Calif. Ducks Challenge|to Abortion Notice Law

     SAN FRANCISCO (CN) – A California law requiring health care centers to provide women with information about the availability of free or low-cost family planning services does not violate the free speech rights of anti-abortion health clinics, the Ninth Circuit ruled Friday.
     The three-judge panel found U.S. District Judge John Houston wasn’t wrong to deny the clinics a preliminary injunction to block enforcement of the law.
     “We are very pleased with the decision,” Kristin Ford with the California Department of Justice said.
     The Freedom, Accountability, Comprehensive Care and Transparency Act (FACT) was signed into law by Brown in October 2015.
     It requires licensed health centers to disseminate information to women regarding state programs that provide immediate free or low-cost family planning services, prenatal care and abortions.
     Additionally, the law requires unlicensed centers to expressly indicate they are not licensed as medical facilities in California.
     The information can be distributed one of three ways: posting it at the clinic, printing and handing out information to patients, or by posting the information online.
     The law authorizes the state attorney general, county counsel or city attorney to sue facilities that fail to comply. Health centers cannot be criminally prosecuted for violating the act, however, and are only subject to civil penalties.
     Violators will be fined $500 on the first offense and $1,000 thereafter.
     National Institute of Family and Life Advocates, Pregnancy Care Center and Fallbrook Pregnancy Resource Center sued the state in the present case. Other clinics that have sued to block the law in Northern California were unsuccessful in Federal Court, and appeals to the Ninth Circuit were rejected.
     Writing for the panel, Circuit Judge Dorothy Nelson said the law doesn’t discriminate against religious-based groups, nor does it interfere with free speech rights.
     “We reject appellants’ arguments that they are entitled to a preliminary injunction based on their free speech claims. The act is a content-based regulation that does not discriminate based on viewpoint,” she wrote.
     But most importantly, Nelson said, the clinics failed to show in their request for a preliminary injunction that their claims are likely to succeed on the merits. This tests arises out of Winter v. Natural Resources Defense Council, Inc., which establishes four factors for determining whether a preliminary injunction should be issued.
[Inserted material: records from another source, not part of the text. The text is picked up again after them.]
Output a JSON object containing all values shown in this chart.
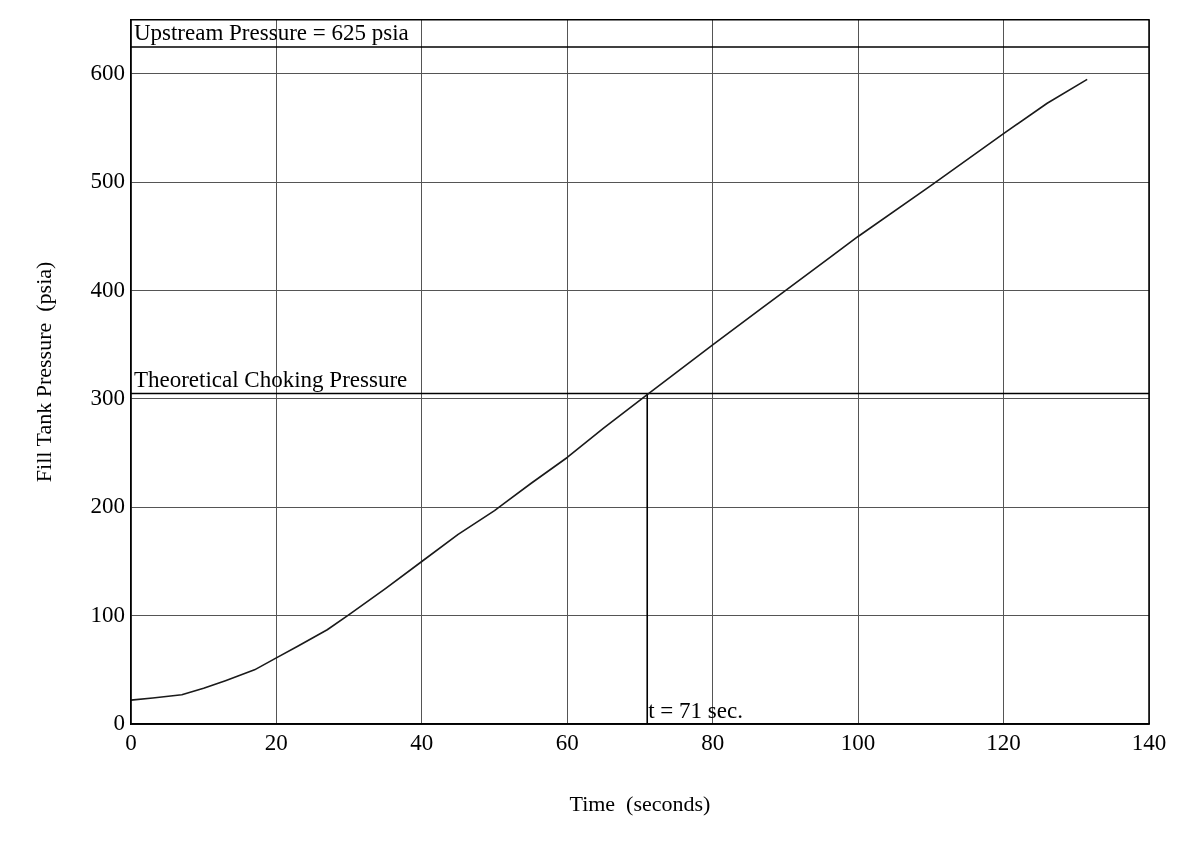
{
  "chart_data": {
    "type": "line",
    "xlabel": "Time  (seconds)",
    "ylabel": "Fill Tank Pressure  (psia)",
    "series": [
      {
        "color": "#1a1a1a",
        "x": [
          0,
          3,
          7,
          10,
          13,
          17,
          20,
          23,
          27,
          30,
          35,
          40,
          45,
          50,
          55,
          60,
          65,
          71,
          80,
          90,
          100,
          110,
          120,
          126,
          131.5
        ],
        "values": [
          22,
          24,
          27,
          33,
          40,
          50,
          61,
          72,
          87,
          101,
          125,
          150,
          175,
          197,
          222,
          246,
          273,
          304,
          350,
          400,
          450,
          497,
          545,
          573,
          595
        ]
      },
      {
        "color": "#000000",
        "x": [
          71,
          71
        ],
        "values": [
          0,
          305
        ]
      }
    ],
    "xlim": [
      0,
      140
    ],
    "xticks": [
      0,
      20,
      40,
      60,
      80,
      100,
      120,
      140
    ],
    "ylim": [
      0,
      650
    ],
    "yticks": [
      0,
      100,
      200,
      300,
      400,
      500,
      600
    ],
    "grid": true,
    "marker": "none",
    "ref_lines": [
      {
        "axis": "y",
        "value": 625,
        "label": "Upstream Pressure = 625 psia",
        "color": "#000000"
      },
      {
        "axis": "y",
        "value": 305,
        "label": "Theoretical Choking Pressure",
        "color": "#000000"
      }
    ],
    "annotations": [
      {
        "text": "t = 71 sec.",
        "x": 71,
        "y": 0
      }
    ]
  }
}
     “Because appellants cannot show a likelihood of success on the merits or ‘serious questions’ going to the merits of their First Amendment claims, we need not discuss the remaining Winter factors,” Nelson said.
     Matthew Bowman with the Alliance Defending Freedom, who argued on behalf of the clinics, said in a statement: “It’s bad enough if the government tells you what you can’t say, but a law that tells you what you must say – under threat of severe punishment – is even more unjust and dangerous. In this case, political allies of abortionists are seeking to punish pro-life pregnancy centers, which offer real hope and help to women. Forcing these centers to promote abortion and recite the government’s preferred views is a clear violation of their constitutionally protected First Amendment freedoms.”
     Bowman added that the alliance is looking at the possibility of an appeal.